Response to Detection of Midpregnancy Fall in Blood Pressure by Out-of-Office Monitoring
Metoki et al1 commented on our recent publication on the absence of a midpregnancy fall in diastolic blood pressure (BP) in women with a low educational level.2 They noticed that, in our study population, there was no midpregnancy fall in systolic BP and that the midpregnancy fall in diastolic BP was relatively small. Metoki et al1 attributed this to few measurement points during pregnancy. We acknowledge that, because we were limited to 3 measurement points during pregnancy, we could not account for circadian and daily variations in BP. However, as discussed in our article, this limitation probably resulted in random measurement error. For measurement error to underestimate a midpregnancy fall in BP, BP in early pregnancy would have to have been systematically underestimated, and that in midpregnancy would have to have been systematically overestimated; this seems unlikely.
Regarding the pattern of change in systolic BP during pregnancy, previous studies have provided inconsistent results. In 235 normotensive pregnant women, Hermida et al3 observed a midpregnancy fall in both systolic and diastolic BPs. In contrast, Halligan et al,4 who analyzed ambulatory BP measurements from 98 primigravid women, found an average decrease of 1 mm Hg in daytime diastolic BP between the first and second trimester but observed no such fall in systolic BP.
Metoki et al1 proposed home BP monitoring to study changes in BP during gestation. Using home BP measurements from 101 pregnancies, they demonstrated that the timing and amplitude of the midpregnancy fall in BP may vary by the season in which delivery is predicted.5 However, when this seasonal variation was not taken into account, they found an average fall in diastolic BP of ≈2 mm Hg. Taking into account that hypertensive pregnancies were excluded from their analyses, these results compare well with those presented in our article.
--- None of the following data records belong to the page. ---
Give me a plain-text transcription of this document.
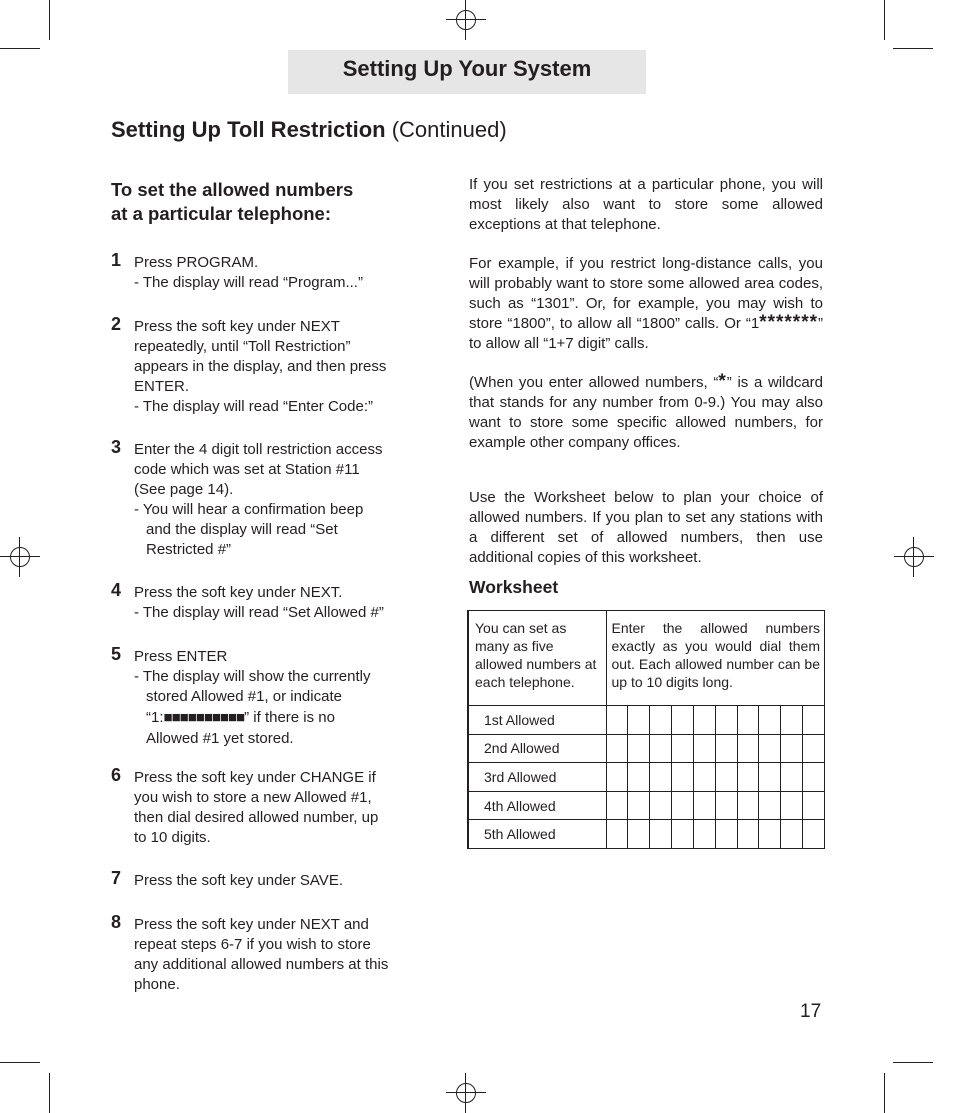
Setting Up Your System
Setting Up Toll Restriction (Continued)
To set the allowed numbers
at a particular telephone:
1 Press PROGRAM.
- The display will read “Program...”
2 Press the soft key under NEXT
repeatedly, until “Toll Restriction”
appears in the display, and then press
ENTER.
- The display will read “Enter Code:”
3 Enter the 4 digit toll restriction access
code which was set at Station #11
(See page 14).
- You will hear a confirmation beep
and the display will read “Set
Restricted #”
4 Press the soft key under NEXT.
- The display will read “Set Allowed #”
5 Press ENTER
- The display will show the currently
stored Allowed #1, or indicate
“1:■■■■■■■■■■” if there is no
Allowed #1 yet stored.
6 Press the soft key under CHANGE if
you wish to store a new Allowed #1,
then dial desired allowed number, up
to 10 digits.
7 Press the soft key under SAVE.
8 Press the soft key under NEXT and
repeat steps 6-7 if you wish to store
any additional allowed numbers at this
phone.
If you set restrictions at a particular phone, you will most likely also want to store some allowed exceptions at that telephone.
For example, if you restrict long-distance calls, you will probably want to store some allowed area codes, such as “1301”. Or, for example, you may wish to store “1800”, to allow all “1800” calls. Or “1*******” to allow all “1+7 digit” calls.
(When you enter allowed numbers, “*” is a wildcard that stands for any number from 0-9.) You may also want to store some specific allowed numbers, for example other company offices.
Use the Worksheet below to plan your choice of allowed numbers. If you plan to set any stations with a different set of allowed numbers, then use additional copies of this worksheet.
Worksheet
You can set as many as five allowed numbers at each telephone.	Enter the allowed numbers exactly as you would dial them out. Each allowed number can be up to 10 digits long.									
1st Allowed										
2nd Allowed										
3rd Allowed										
4th Allowed										
5th Allowed										
17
Although we believe that home BP measurements would improve the precision of these measurements, this method seems less feasible in a large cohort study, such as the Generation R Study. It would lead to substantial burden to participants and a large dependence on their compliance. We, therefore, recommend home BP monitoring in smaller cohort studies.
Sources of Funding
This work was supported by Erasmus MC, University Medical Center Rotterdam, Erasmus University Rotterdam, and The Netherlands Organization for Health Research and Development, as well as The Netherlands Organization for Scientific Research (grant 017.002.107).
Metoki H, Ohkubo T, Sato Y, Kawaguchi M, Nishimura M, Watanabe Y, Imai Y. Detection of midpregnancy fall in blood pressure by out-of-office monitoring. Hypertension. 2009; 53: e12–e13.
Silva LM, Steegers EA, Burdorf A, Jaddoe VW, Arends LR, Hofman A, Mackenbach JP, Raat H. No midpregnancy fall in diastolic blood pressure in women with a low educational level: the Generation R Study. Hypertension. 2008; 52: 645–651.
Hermida RC, Ayala DE, Iglesias M. Predictable blood pressure variability in healthy and complicated pregnancies. Hypertension. 2001; 38: 736–741.
Metoki H, Ohkubo T, Watanabe Y, Nishimura M, Sato Y, Kawaguchi M, Hara A, Hirose T, Obara T, Asayama K, Kikuya M, Yagihashi K, Matsubara Y, Okamura K, Mori S, Suzuki M, Imai Y, and the BOSHI Study Group. Seasonal trends of blood pressure during pregnancy in Japan: the Babies and their Parents’ Longitudinal Observation in Suzuki Memorial Hospital on Intrauterine Period Study. J Hypertens. 2008; 26: 2406–2413.